Die aktuellen Ereignisse der letzten Tage und Wochen bieten dafür – leider – ein gutes Übungsfeld: Ukraine, Aserbaidschan, Israel und ohnehin die Verwerfungen durch Inflation und Fachkräftemangel – es gibt genug Anlass, schweren Gedanken Raum zu geben.
Für schwere Gedanken gab es schon immer Anlass. Anders kann ich mir einige der Psalmen in der Bibel nicht erklären. Oft ist es der israelitische König David, der seine Gedanken niederschreibt. Auch in Psalm 40 beschreibt er eine schwere Zeit. Menschen trachten ihm nach dem Leben, er fühlt sich völlig hilflos.

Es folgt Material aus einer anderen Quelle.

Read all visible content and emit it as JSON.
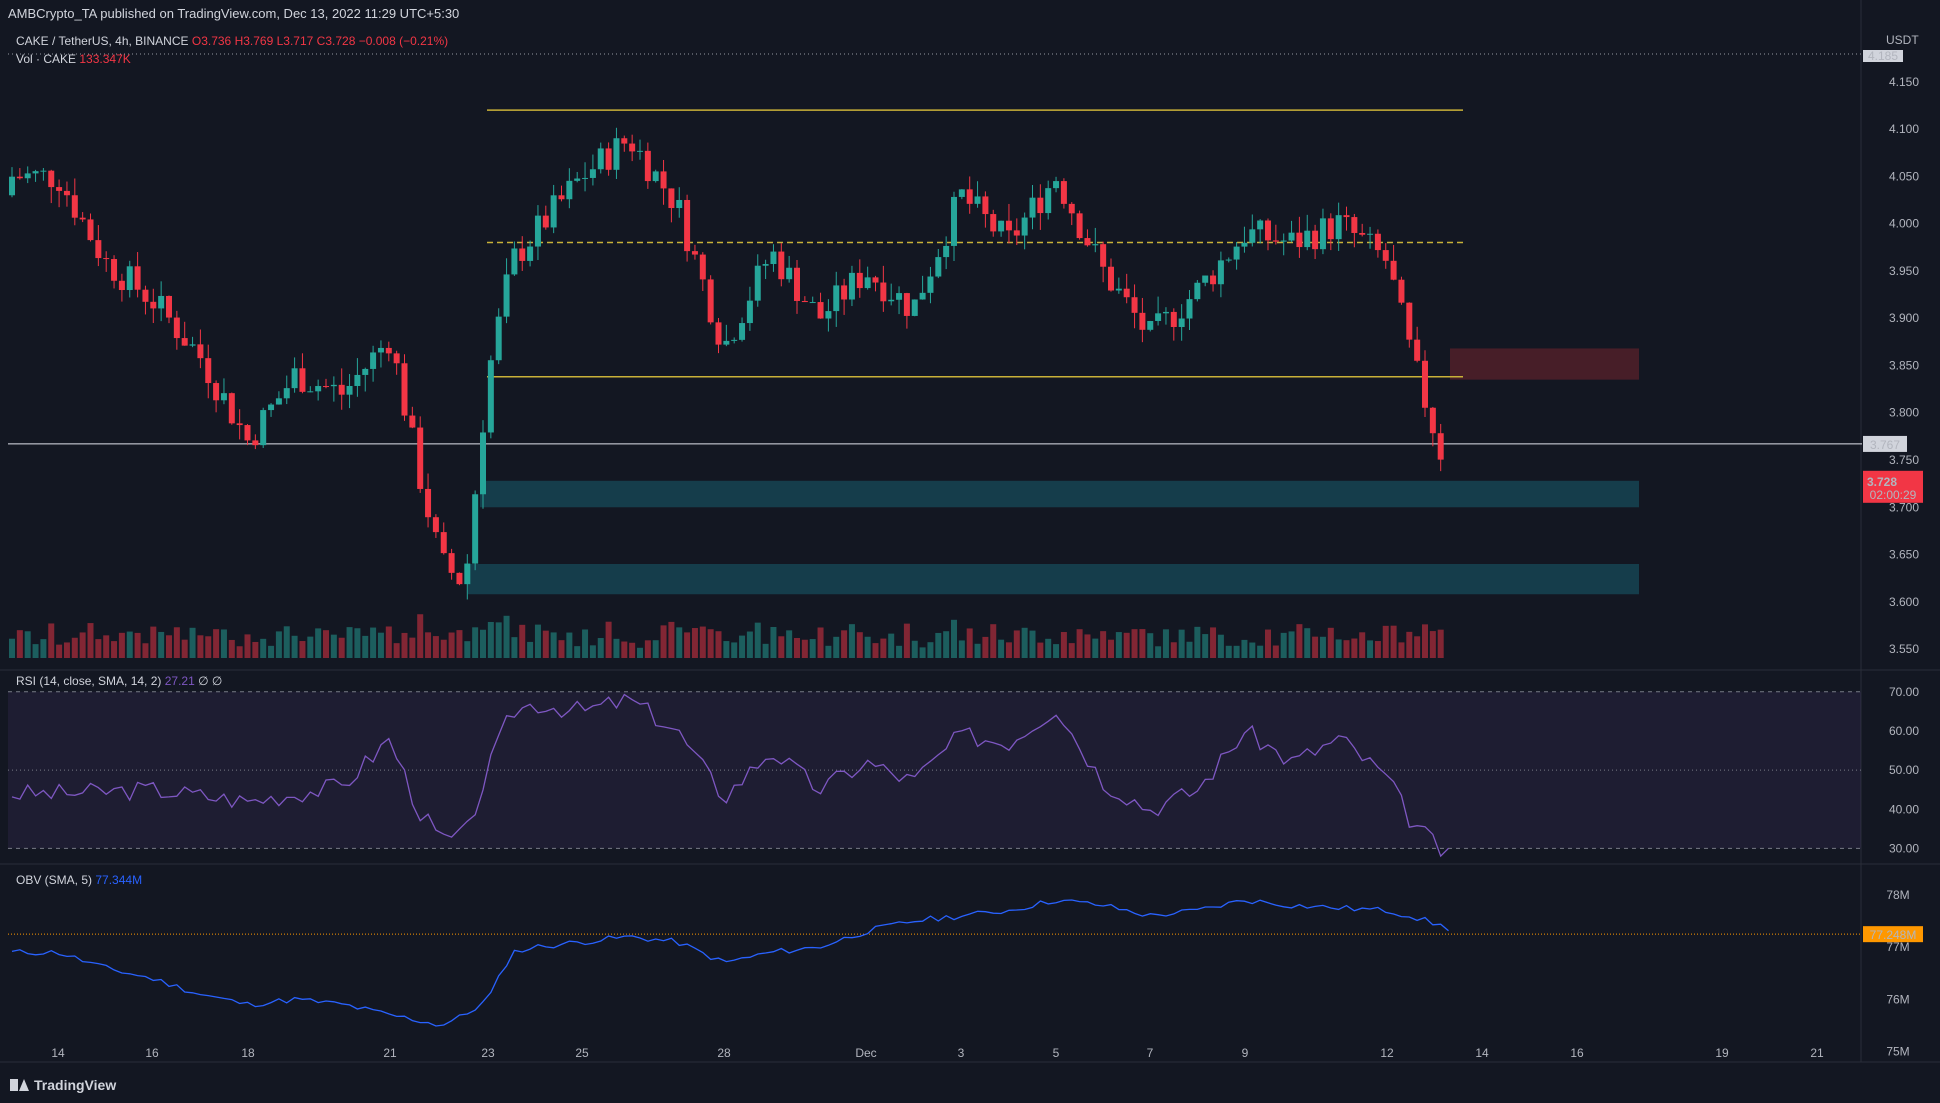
{
  "header": {
    "publisher": "AMBCrypto_TA published on TradingView.com, Dec 13, 2022 11:29 UTC+5:30"
  },
  "symbol": {
    "pair": "CAKE / TetherUS, 4h, BINANCE",
    "open": "O3.736",
    "high": "H3.769",
    "low": "L3.717",
    "close": "C3.728",
    "change": "−0.008 (−0.21%)"
  },
  "volume": {
    "label": "Vol · CAKE",
    "value": "133.347K"
  },
  "rsi": {
    "label": "RSI (14, close, SMA, 14, 2)",
    "value": "27.21",
    "extra": "∅ ∅"
  },
  "obv": {
    "label": "OBV (SMA, 5)",
    "value": "77.344M"
  },
  "footer": {
    "brand": "TradingView"
  },
  "colors": {
    "up": "#26a69a",
    "down": "#f23645",
    "bg": "#131722",
    "yellow": "#c9b138",
    "zone_teal": "#164452",
    "zone_red": "#4a1f29",
    "rsi": "#7e57c2",
    "obv": "#2962ff"
  },
  "chart_data": [
    {
      "type": "candlestick",
      "title": "CAKE / TetherUS, 4h, BINANCE",
      "currency": "USDT",
      "x_ticks": [
        "14",
        "16",
        "18",
        "21",
        "23",
        "25",
        "28",
        "Dec",
        "3",
        "5",
        "7",
        "9",
        "12",
        "14",
        "16",
        "19",
        "21"
      ],
      "y_ticks": [
        "4.150",
        "4.100",
        "4.050",
        "4.000",
        "3.950",
        "3.900",
        "3.850",
        "3.800",
        "3.750",
        "3.700",
        "3.650",
        "3.600",
        "3.550"
      ],
      "ylim": [
        3.53,
        4.19
      ],
      "price_labels": {
        "top": "4.185",
        "level": "3.767",
        "last": "3.728",
        "countdown": "02:00:29"
      },
      "levels": {
        "white_line": 3.767,
        "range_high": 4.12,
        "range_mid": 3.98,
        "range_low": 3.838
      },
      "zones": [
        {
          "name": "bearish order block",
          "low": 3.835,
          "high": 3.868
        },
        {
          "name": "support zone 1",
          "low": 3.7,
          "high": 3.728
        },
        {
          "name": "support zone 2",
          "low": 3.608,
          "high": 3.64
        }
      ],
      "anchors": [
        {
          "x": "14",
          "price": 4.05
        },
        {
          "x": "15",
          "price": 3.96
        },
        {
          "x": "16",
          "price": 3.92
        },
        {
          "x": "17",
          "price": 3.86
        },
        {
          "x": "18",
          "price": 3.77
        },
        {
          "x": "19",
          "price": 3.84
        },
        {
          "x": "20",
          "price": 3.82
        },
        {
          "x": "21",
          "price": 3.88
        },
        {
          "x": "21.5",
          "price": 3.74
        },
        {
          "x": "22",
          "price": 3.64
        },
        {
          "x": "22.5",
          "price": 3.62
        },
        {
          "x": "23",
          "price": 3.84
        },
        {
          "x": "23.5",
          "price": 3.96
        },
        {
          "x": "24",
          "price": 3.99
        },
        {
          "x": "25",
          "price": 4.05
        },
        {
          "x": "26",
          "price": 4.09
        },
        {
          "x": "27",
          "price": 4.02
        },
        {
          "x": "28",
          "price": 3.87
        },
        {
          "x": "29",
          "price": 3.97
        },
        {
          "x": "30",
          "price": 3.9
        },
        {
          "x": "Dec 1",
          "price": 3.95
        },
        {
          "x": "2",
          "price": 3.91
        },
        {
          "x": "3",
          "price": 4.03
        },
        {
          "x": "4",
          "price": 3.98
        },
        {
          "x": "5",
          "price": 4.05
        },
        {
          "x": "6",
          "price": 3.95
        },
        {
          "x": "7",
          "price": 3.88
        },
        {
          "x": "8",
          "price": 3.93
        },
        {
          "x": "9",
          "price": 3.99
        },
        {
          "x": "10",
          "price": 3.98
        },
        {
          "x": "11",
          "price": 4.0
        },
        {
          "x": "12",
          "price": 3.96
        },
        {
          "x": "12.5",
          "price": 3.86
        },
        {
          "x": "13",
          "price": 3.728
        }
      ]
    },
    {
      "type": "line",
      "name": "RSI (14, close, SMA, 14, 2)",
      "y_ticks": [
        "70.00",
        "60.00",
        "50.00",
        "40.00",
        "30.00"
      ],
      "ylim": [
        25,
        73
      ],
      "bands": [
        30,
        50,
        70
      ],
      "anchors": [
        {
          "x": "14",
          "value": 44
        },
        {
          "x": "16",
          "value": 45
        },
        {
          "x": "18",
          "value": 42
        },
        {
          "x": "20",
          "value": 46
        },
        {
          "x": "21",
          "value": 58
        },
        {
          "x": "21.5",
          "value": 40
        },
        {
          "x": "22",
          "value": 32
        },
        {
          "x": "22.5",
          "value": 33
        },
        {
          "x": "23",
          "value": 50
        },
        {
          "x": "23.5",
          "value": 65
        },
        {
          "x": "24",
          "value": 67
        },
        {
          "x": "25",
          "value": 65
        },
        {
          "x": "26",
          "value": 68
        },
        {
          "x": "27",
          "value": 60
        },
        {
          "x": "28",
          "value": 43
        },
        {
          "x": "29",
          "value": 55
        },
        {
          "x": "30",
          "value": 45
        },
        {
          "x": "Dec 1",
          "value": 52
        },
        {
          "x": "2",
          "value": 47
        },
        {
          "x": "3",
          "value": 59
        },
        {
          "x": "4",
          "value": 57
        },
        {
          "x": "5",
          "value": 66
        },
        {
          "x": "6",
          "value": 47
        },
        {
          "x": "7",
          "value": 40
        },
        {
          "x": "8",
          "value": 45
        },
        {
          "x": "9",
          "value": 60
        },
        {
          "x": "10",
          "value": 52
        },
        {
          "x": "11",
          "value": 58
        },
        {
          "x": "12",
          "value": 48
        },
        {
          "x": "12.5",
          "value": 37
        },
        {
          "x": "13",
          "value": 27.21
        }
      ]
    },
    {
      "type": "line",
      "name": "OBV (SMA, 5)",
      "y_ticks": [
        "78M",
        "77M",
        "76M",
        "75M"
      ],
      "ylim": [
        74.8,
        78.4
      ],
      "level_label": "77.248M",
      "level": 77.248,
      "anchors": [
        {
          "x": "14",
          "value": 76.9
        },
        {
          "x": "15",
          "value": 76.6
        },
        {
          "x": "16",
          "value": 76.4
        },
        {
          "x": "17",
          "value": 76.1
        },
        {
          "x": "18",
          "value": 75.9
        },
        {
          "x": "19",
          "value": 76.0
        },
        {
          "x": "20",
          "value": 75.9
        },
        {
          "x": "21",
          "value": 75.7
        },
        {
          "x": "21.5",
          "value": 75.6
        },
        {
          "x": "22",
          "value": 75.5
        },
        {
          "x": "22.5",
          "value": 75.7
        },
        {
          "x": "23",
          "value": 76.0
        },
        {
          "x": "23.5",
          "value": 76.9
        },
        {
          "x": "24",
          "value": 77.0
        },
        {
          "x": "25",
          "value": 77.1
        },
        {
          "x": "26",
          "value": 77.2
        },
        {
          "x": "27",
          "value": 77.1
        },
        {
          "x": "28",
          "value": 76.7
        },
        {
          "x": "29",
          "value": 76.9
        },
        {
          "x": "30",
          "value": 77.0
        },
        {
          "x": "Dec 1",
          "value": 77.3
        },
        {
          "x": "2",
          "value": 77.5
        },
        {
          "x": "3",
          "value": 77.6
        },
        {
          "x": "4",
          "value": 77.7
        },
        {
          "x": "5",
          "value": 77.9
        },
        {
          "x": "6",
          "value": 77.8
        },
        {
          "x": "7",
          "value": 77.6
        },
        {
          "x": "8",
          "value": 77.7
        },
        {
          "x": "9",
          "value": 77.9
        },
        {
          "x": "10",
          "value": 77.8
        },
        {
          "x": "11",
          "value": 77.75
        },
        {
          "x": "12",
          "value": 77.7
        },
        {
          "x": "12.5",
          "value": 77.6
        },
        {
          "x": "13",
          "value": 77.35
        }
      ]
    }
  ]
}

Umso bemerkenswerter ist es, dass David den Großteil seines Gebets – nichts anderes ist dieser Psalm – auf das Lob Gottes verwendet. Er gibt guten Gedanken Raum. Er erinnert sich und Gott daran, was Gott schon alles Gutes getan hat. Er schreibt: „HERR, mein Gott, groß sind deine Wunder und deine Gedanken, die du an uns beweist; dir ist nichts gleich!“ (Psalm 40,6)
Das sind Worte, die mir zurzeit nicht so leicht über die Lippen kommen. Psalm 40 ist für mich eine gute Erinnerung, genau das jetzt zu üben: „HERR, mein Gott, groß sind deine Wunder und deine Gedanken, die du an uns beweist; dir ist nichts gleich!“ Auch heute.